In no emergency or crisis in politics or war in which our proud old Commonwealth has been called on to take action has she ever proved unequal to the occasion. And, as a class, the lawyers have been always conspicuous in upholding her hands and in maintaining her honor and renown.

And now—in the work of recasting her legislation so as to adjust it to the new Constitution, which we would fain hope is to inaugurate a new era of prosperity for our State, and especially in the work of providing more reliable and efficient agencies and instrumentalities for the development of the material interests of the State and for enabling her to make the most out of present industrial conditions and commercial methods—are the lawyers to be laggards ? On the contrary, judging the future by the past, may they not be relied on to lead the new departure, both in the halls of legislation and outside of them ? In order for us to lead the State into the highways of prosperity, modern industrial methods must be provided by law and must be put into active operation. Let our motto be: All for Virginia.

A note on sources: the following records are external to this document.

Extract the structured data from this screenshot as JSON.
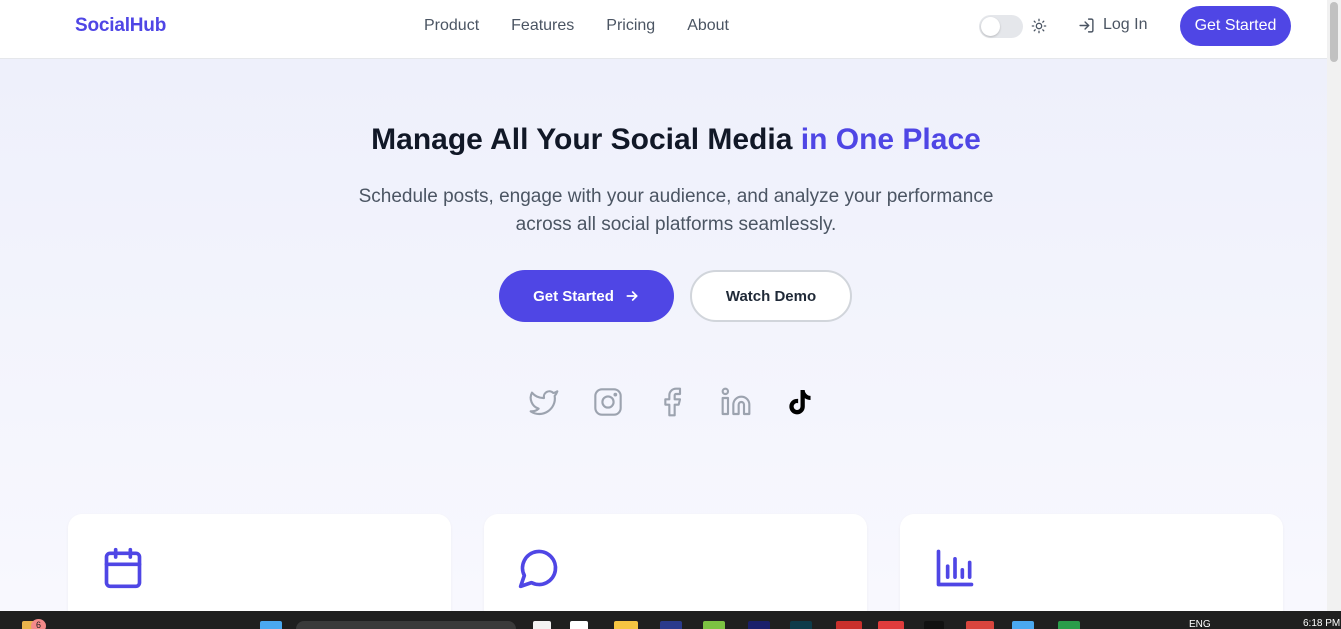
{
  "nav": {
    "logo": "SocialHub",
    "links": [
      "Product",
      "Features",
      "Pricing",
      "About"
    ],
    "login": "Log In",
    "cta": "Get Started"
  },
  "hero": {
    "title_main": "Manage All Your Social Media ",
    "title_accent": "in One Place",
    "subtitle": "Schedule posts, engage with your audience, and analyze your performance across all social platforms seamlessly.",
    "primary_button": "Get Started",
    "secondary_button": "Watch Demo"
  },
  "social_icons": [
    "twitter-icon",
    "instagram-icon",
    "facebook-icon",
    "linkedin-icon",
    "tiktok-icon"
  ],
  "feature_icons": [
    "calendar-icon",
    "message-circle-icon",
    "bar-chart-icon"
  ],
  "taskbar": {
    "notification_count": "6",
    "language": "ENG",
    "time": "6:18 PM"
  },
  "colors": {
    "brand": "#4f46e5",
    "text_dark": "#111827",
    "text_muted": "#4b5563",
    "icon_gray": "#9ca3af"
  }
}
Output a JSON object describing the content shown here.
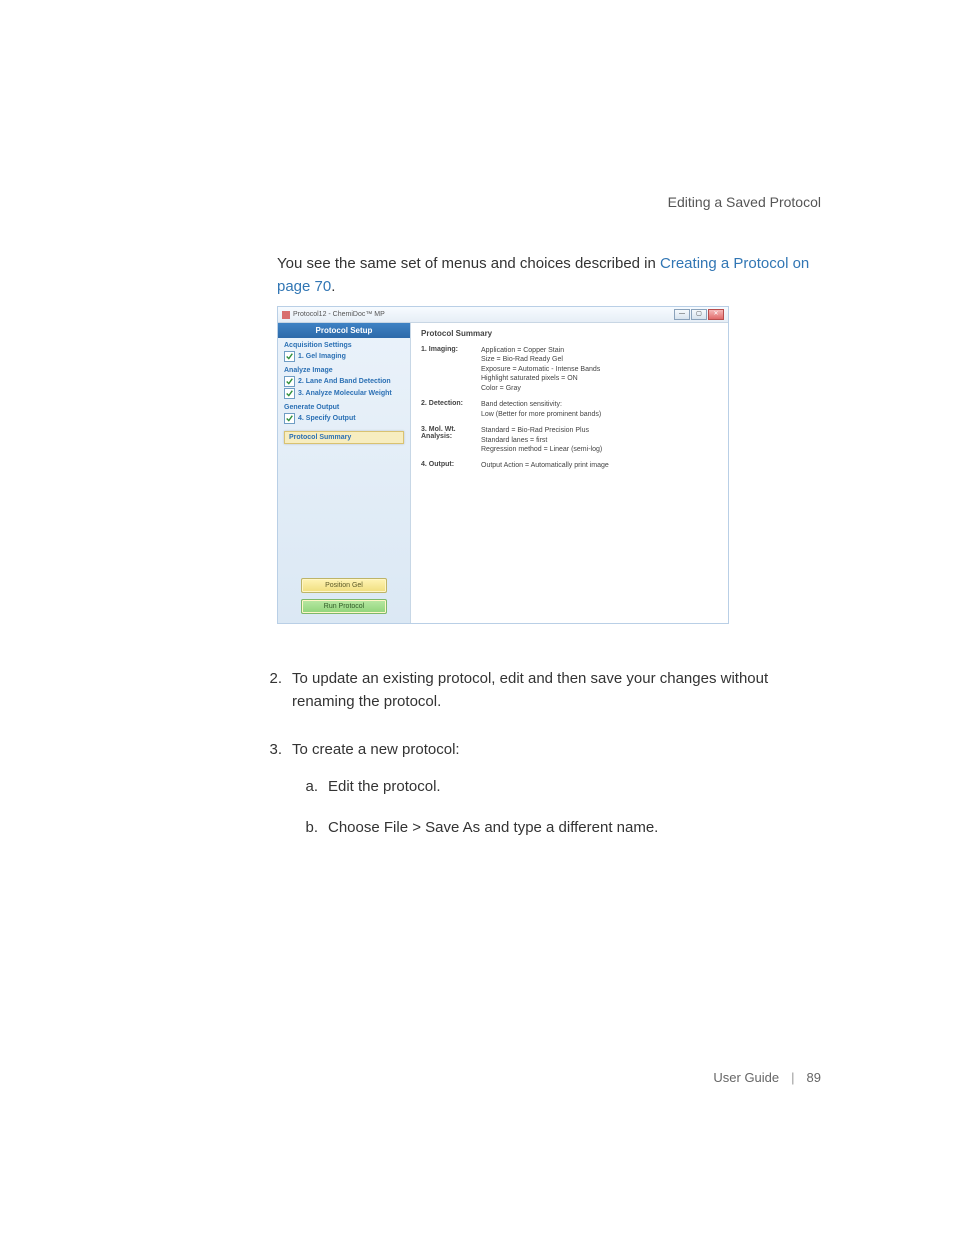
{
  "header": {
    "section": "Editing a Saved Protocol"
  },
  "intro": {
    "prefix": "You see the same set of menus and choices described in ",
    "link": "Creating a Protocol on page 70",
    "suffix": "."
  },
  "shot": {
    "title": "Protocol12 - ChemiDoc™ MP",
    "win": {
      "min": "—",
      "max": "▢",
      "close": "✕"
    },
    "sidebar": {
      "caption": "Protocol Setup",
      "groups": [
        {
          "label": "Acquisition Settings",
          "items": [
            {
              "text": "1. Gel Imaging"
            }
          ]
        },
        {
          "label": "Analyze Image",
          "items": [
            {
              "text": "2. Lane And Band Detection"
            },
            {
              "text": "3. Analyze Molecular Weight"
            }
          ]
        },
        {
          "label": "Generate Output",
          "items": [
            {
              "text": "4. Specify Output"
            }
          ]
        }
      ],
      "selected": "Protocol Summary",
      "btn_yellow": "Position Gel",
      "btn_green": "Run Protocol"
    },
    "main": {
      "title": "Protocol Summary",
      "rows": [
        {
          "k": "1. Imaging:",
          "v": "Application = Copper Stain\nSize = Bio-Rad Ready Gel\nExposure = Automatic - Intense Bands\nHighlight saturated pixels = ON\nColor = Gray"
        },
        {
          "k": "2. Detection:",
          "v": "Band detection sensitivity:\nLow (Better for more prominent bands)"
        },
        {
          "k": "3. Mol. Wt. Analysis:",
          "v": "Standard = Bio-Rad Precision Plus\nStandard lanes = first\nRegression method = Linear (semi-log)"
        },
        {
          "k": "4. Output:",
          "v": "Output Action = Automatically print image"
        }
      ]
    }
  },
  "list": {
    "start": 2,
    "items": [
      {
        "text": "To update an existing protocol, edit and then save your changes without renaming the protocol."
      },
      {
        "text": "To create a new protocol:",
        "sub": [
          {
            "text": "Edit the protocol."
          },
          {
            "text": "Choose File > Save As and type a different name."
          }
        ]
      }
    ]
  },
  "footer": {
    "label": "User Guide",
    "page": "89"
  }
}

The Hebrew psalmist, in contemplating Jerusalem, the centre alike of the political and religious life of his people, gave utterance to the overflowing fullness of his heart when he cried out:

“If I forget thee, O Jerusalem, let my right hand forget her cunning. If I do not remember thee, let my tongue cleave to the roof of my

mouth; if I prefer not Jerusalem above my chief joy.”

I am sure there is no son of our dear old mother Virginia here present who cannot apply these words to her with all the loving admiration and patriotic fervor which animated the psalmist when he spoke them of Jerusalem.